We aim to explain some astrophysical phenomena in low density astronomical regions without invoking dark matter. We propose that the effective theory of gravity could have individual terms which become dominant in respective regions, and effectively describe the gravitational phenomena there. In the outer region of galaxies, the effective theory of gravity could be the Weyl gravity, which is the unique local scale symmetric metric theory. Inside the bulge, however, general relativity is the effective description of gravity. Hence, we propose the Einstein-Weyl gravity as a scale-dependent effective description of the gravitational phenomena.

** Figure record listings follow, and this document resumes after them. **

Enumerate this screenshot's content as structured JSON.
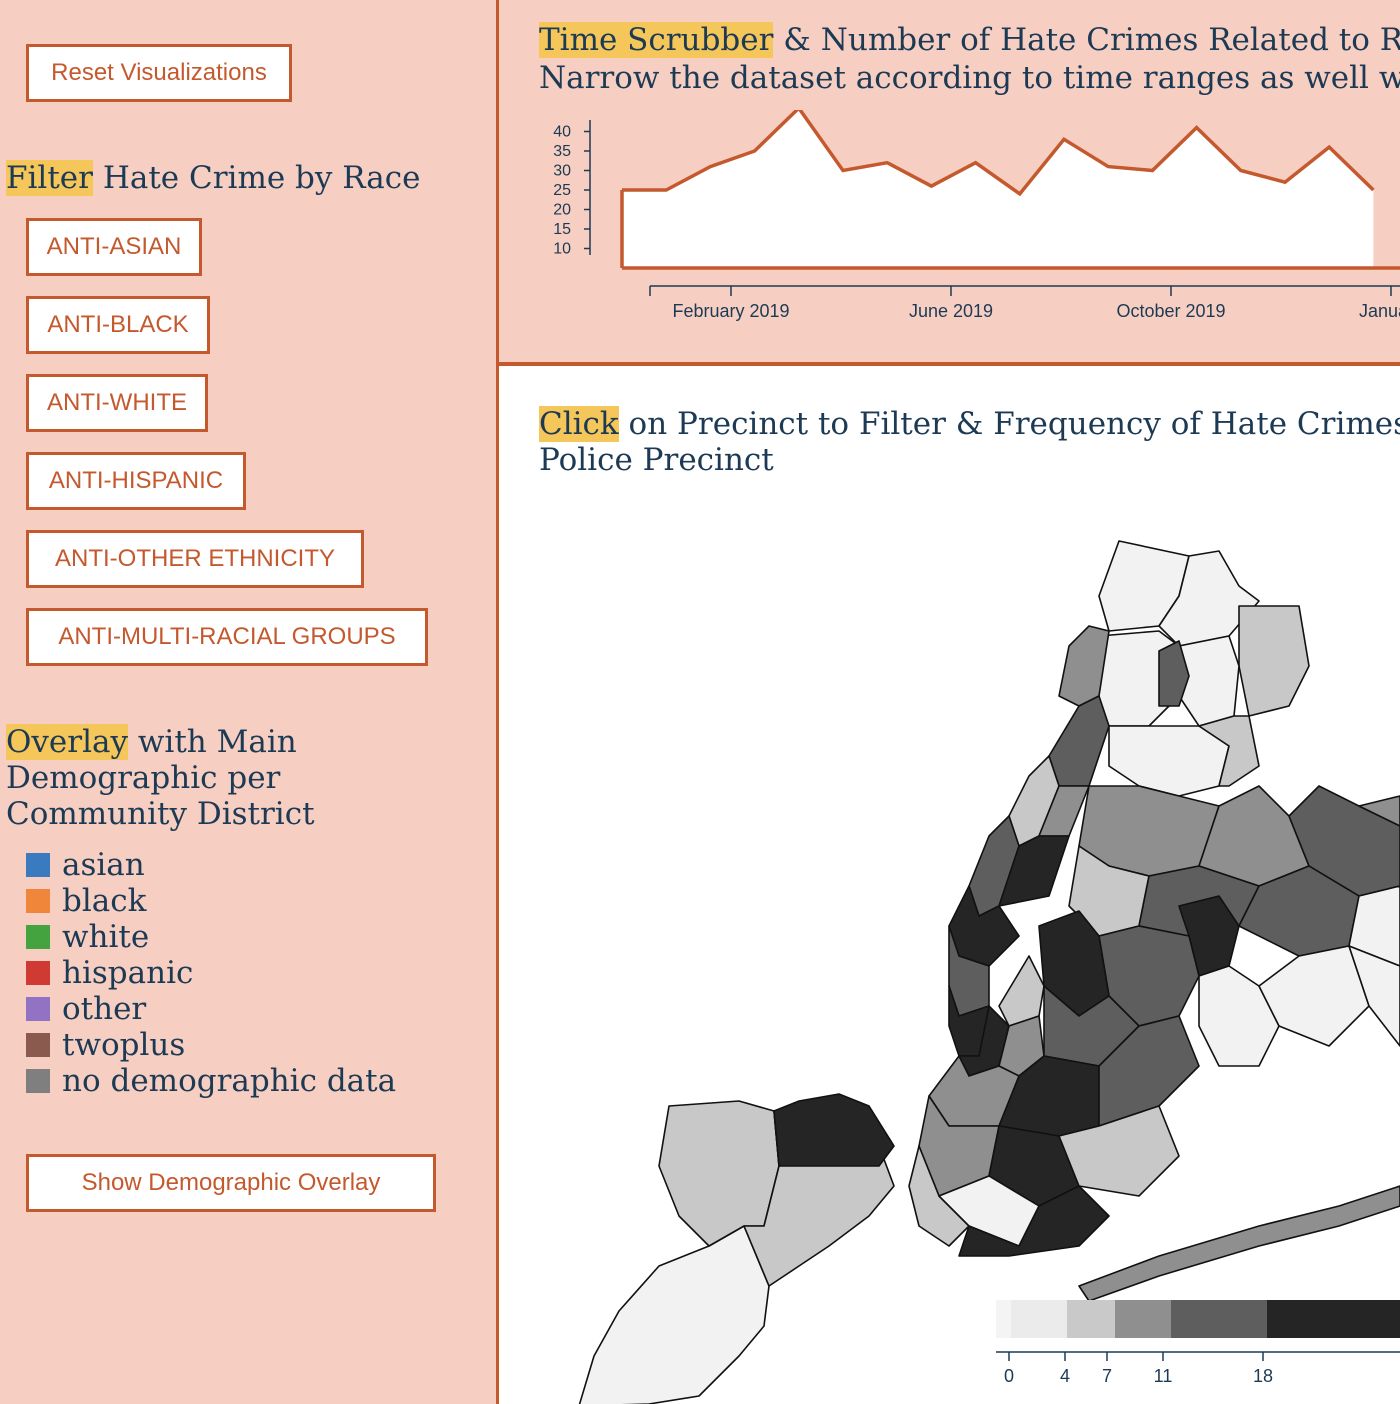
{
  "sidebar": {
    "reset_label": "Reset Visualizations",
    "filter_title": {
      "highlight": "Filter",
      "rest": " Hate Crime by Race"
    },
    "race_buttons": [
      "ANTI-ASIAN",
      "ANTI-BLACK",
      "ANTI-WHITE",
      "ANTI-HISPANIC",
      "ANTI-OTHER ETHNICITY",
      "ANTI-MULTI-RACIAL GROUPS"
    ],
    "overlay_title": {
      "highlight": "Overlay",
      "line1_rest": " with Main",
      "line2": "Demographic per",
      "line3": "Community District"
    },
    "legend": [
      {
        "label": "asian",
        "color": "#3a7abf"
      },
      {
        "label": "black",
        "color": "#f0863a"
      },
      {
        "label": "white",
        "color": "#45a33f"
      },
      {
        "label": "hispanic",
        "color": "#cf3a32"
      },
      {
        "label": "other",
        "color": "#9272c2"
      },
      {
        "label": "twoplus",
        "color": "#8b5a4f"
      },
      {
        "label": "no demographic data",
        "color": "#7f7f7f"
      }
    ],
    "overlay_button": "Show Demographic Overlay"
  },
  "timeline": {
    "title_highlight": "Time Scrubber",
    "title_rest": " & Number of Hate Crimes Related to Race",
    "subtitle": "Narrow the dataset according to time ranges as well with the brush",
    "chart_data": {
      "type": "area",
      "ylabel": "",
      "y_ticks": [
        10,
        15,
        20,
        25,
        30,
        35,
        40
      ],
      "x_tick_labels": [
        "February 2019",
        "June 2019",
        "October 2019",
        "January"
      ],
      "x": [
        "2019-01",
        "2019-02",
        "2019-03",
        "2019-04",
        "2019-05",
        "2019-06",
        "2019-07",
        "2019-08",
        "2019-09",
        "2019-10",
        "2019-11",
        "2019-12",
        "2020-01",
        "2020-02",
        "2020-03",
        "2020-04",
        "2020-05",
        "2020-06"
      ],
      "values": [
        25,
        25,
        31,
        35,
        46,
        30,
        32,
        26,
        32,
        24,
        38,
        31,
        30,
        41,
        30,
        27,
        36,
        25
      ],
      "line_color": "#c4592e"
    }
  },
  "map": {
    "title_highlight": "Click",
    "title_rest": " on Precinct to Filter & Frequency of Hate Crimes Per",
    "title_line2": "Police Precinct",
    "scale_ticks": [
      "0",
      "4",
      "7",
      "11",
      "18"
    ],
    "scale_colors": [
      "#f4f4f4",
      "#ebebeb",
      "#c9c9c9",
      "#8f8f8f",
      "#5e5e5e",
      "#252525"
    ]
  }
}
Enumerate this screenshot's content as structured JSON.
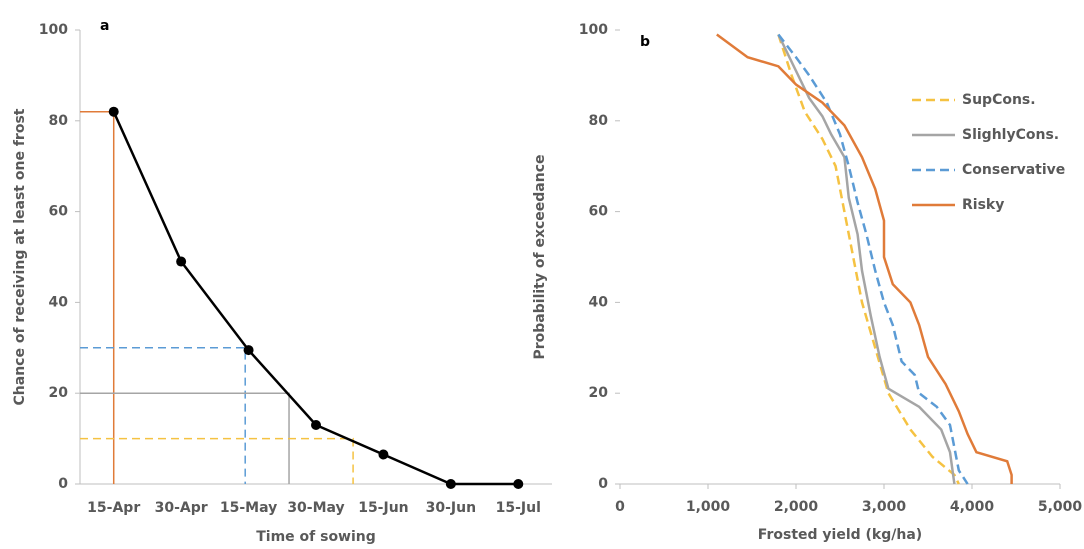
{
  "chart_data": [
    {
      "type": "line",
      "panel_label": "a",
      "x_label": "Time of sowing",
      "y_label": "Chance of receiving at least one frost",
      "categories": [
        "15-Apr",
        "30-Apr",
        "15-May",
        "30-May",
        "15-Jun",
        "30-Jun",
        "15-Jul"
      ],
      "values": [
        82,
        49,
        29.5,
        13,
        6.5,
        0,
        0
      ],
      "color": "#000000",
      "ylim": [
        0,
        100
      ],
      "yticks": [
        0,
        20,
        40,
        60,
        80,
        100
      ],
      "reference_lines": [
        {
          "color": "#e07b39",
          "y": 82,
          "x": 0,
          "dash": false
        },
        {
          "color": "#5b9bd5",
          "y": 30,
          "x": 1.95,
          "dash": true
        },
        {
          "color": "#a5a5a5",
          "y": 20,
          "x": 2.6,
          "dash": false
        },
        {
          "color": "#f5c242",
          "y": 10,
          "x": 3.55,
          "dash": true
        }
      ]
    },
    {
      "type": "curves",
      "panel_label": "b",
      "x_label": "Frosted yield (kg/ha)",
      "y_label": "Probability of exceedance",
      "xlim": [
        0,
        5000
      ],
      "xticks": [
        0,
        {
          "value": 1000,
          "label": "1,000"
        },
        {
          "value": 2000,
          "label": "2,000"
        },
        {
          "value": 3000,
          "label": "3,000"
        },
        {
          "value": 4000,
          "label": "4,000"
        },
        {
          "value": 5000,
          "label": "5,000"
        }
      ],
      "ylim": [
        0,
        100
      ],
      "yticks": [
        0,
        20,
        40,
        60,
        80,
        100
      ],
      "series": [
        {
          "name": "SupCons.",
          "color": "#f5c242",
          "dash": true,
          "x": [
            1800,
            1950,
            2100,
            2300,
            2450,
            2550,
            2650,
            2750,
            2900,
            3050,
            3300,
            3550,
            3800,
            3850
          ],
          "y": [
            99,
            90,
            82,
            76,
            70,
            60,
            50,
            40,
            30,
            20,
            12,
            6,
            2,
            0
          ]
        },
        {
          "name": "SlighlyCons.",
          "color": "#a5a5a5",
          "dash": false,
          "x": [
            1800,
            2000,
            2150,
            2300,
            2400,
            2550,
            2600,
            2700,
            2750,
            2850,
            2950,
            3050,
            3400,
            3650,
            3750,
            3800
          ],
          "y": [
            99,
            91,
            85,
            81,
            77,
            72,
            63,
            55,
            47,
            37,
            28,
            21,
            17,
            12,
            7,
            0
          ]
        },
        {
          "name": "Conservative",
          "color": "#5b9bd5",
          "dash": true,
          "x": [
            1800,
            2000,
            2150,
            2350,
            2500,
            2600,
            2700,
            2800,
            2900,
            3000,
            3100,
            3200,
            3350,
            3400,
            3600,
            3750,
            3800,
            3850,
            3950
          ],
          "y": [
            99,
            94,
            90,
            84,
            77,
            70,
            62,
            55,
            47,
            40,
            35,
            27,
            24,
            20,
            17,
            13,
            8,
            3,
            0
          ]
        },
        {
          "name": "Risky",
          "color": "#e07b39",
          "dash": false,
          "x": [
            1100,
            1450,
            1800,
            2000,
            2300,
            2550,
            2750,
            2900,
            3000,
            3000,
            3100,
            3300,
            3400,
            3500,
            3700,
            3850,
            3950,
            4050,
            4400,
            4450,
            4450
          ],
          "y": [
            99,
            94,
            92,
            88,
            84,
            79,
            72,
            65,
            58,
            50,
            44,
            40,
            35,
            28,
            22,
            16,
            11,
            7,
            5,
            2,
            0
          ]
        }
      ]
    }
  ]
}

At high densities or high curvature regions, the effective description for gravity is provided by Einstein's general relativity, whereas in the low density regions it is provided by the Weyl gravity. We then solve the field equations of Weyl gravity in the outer region of galaxies and determine the geometry in which stars move with the same rotational velocity independent of their distance from the center of the galaxy. We then utilize this metric solution to calculate the deflection angle of light from a distant source by a galaxy cluster. The deflection angle calculated in Schwarzschild-de Sitter-like space includes contributions from both the cosmological constant Lambda and the Mannheim-Kazanas parameter gamma. There are conflicting results on the deflection angle for light in Weyl gravity in the literature. Our result agrees with some and disagrees with many. We point out possible reasons for this discrepancy.